Nigeria wants talks with islamist sect
27 September 2011, 10:24
Abuja - Nigeria's government should negotiate with an Islamist sect blamed for scores of attacks, including last month's bombing of UN headquarters, a committee appointed by the president recommended Monday.
But talks should be conditional on the militants renouncing violence, it said.
The committee launched nearly two months ago - weeks before the UN bombing - made the recommendation in its final report on insecurity in the country's northeast, where the sect known as Boko Haram has carried out most of its attacks.
"The federal government should fundamentally consider the option of dialogue and negotiation, which should be contingent upon the renunciation of all forms of violence and surrender of arms ...," committee head Usman Galtimari said of the report's findings.
A rehabilitation programme should follow, he said.
It also said the "extra-judicial killing" of the sect's ex-leader Mohammed Yusuf and other members by security agents had contributed to the problem.
Issues such as poverty and politicians' use of "private militias" had been among the factors that have also led to violence in the region, it said.
The report recommended that a new committee with greater powers be constituted to negotiate with Boko Haram.
Nigerian Vice President Namadi Sambo received the report and pledged the government would take action.
Series of assassinations
"Government will look at the report and act as a matter of urgency in implementing this report," he said. "It is not going to be business as usual."
Boko Haram has been blamed for scores of shootings and bomb blasts, mainly in the country's northeast.

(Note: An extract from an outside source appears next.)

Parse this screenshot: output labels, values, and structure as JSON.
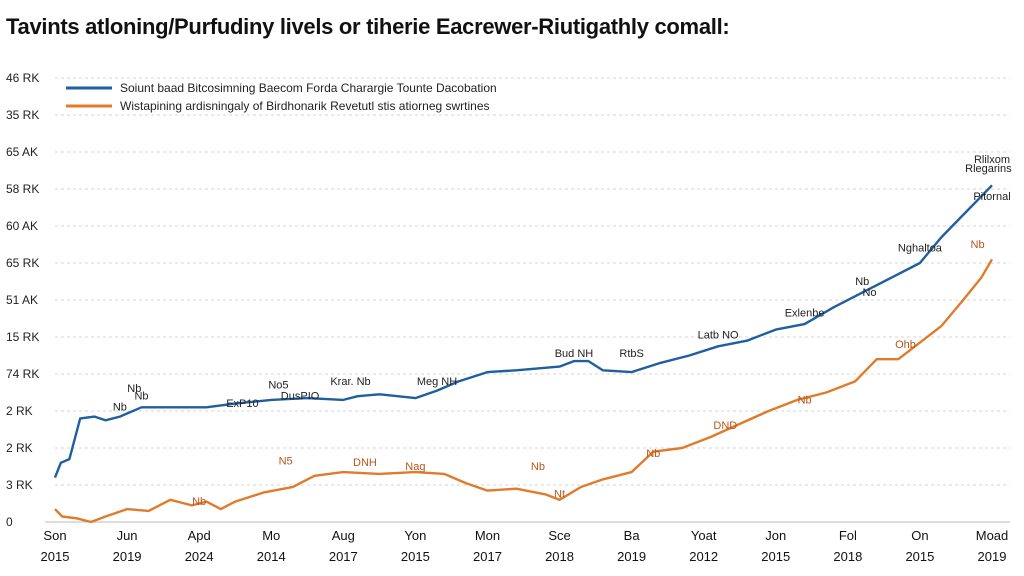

It claimed responsibility for the August 26 attack on UN headquarters in Abuja that killed at least 23 people.
There have been growing fears that the sect has formed links with outside extremist groups such as al-Qaeda's north African branch.
It is believed to include several factions and its membership and source of financing remain unclear.
Boko Haram launched an uprising in Nigeria's mainly Muslim north in 2009 that was put down by a brutal military assault which left hundreds dead.
Yusuf, its leader at the time, was captured during the assault and later killed. Police said at the time that he had been trying to escape.
It re-emerged in 2010 with a series of assassinations, while increasingly sophisticated bomb attacks have occurred in recent months.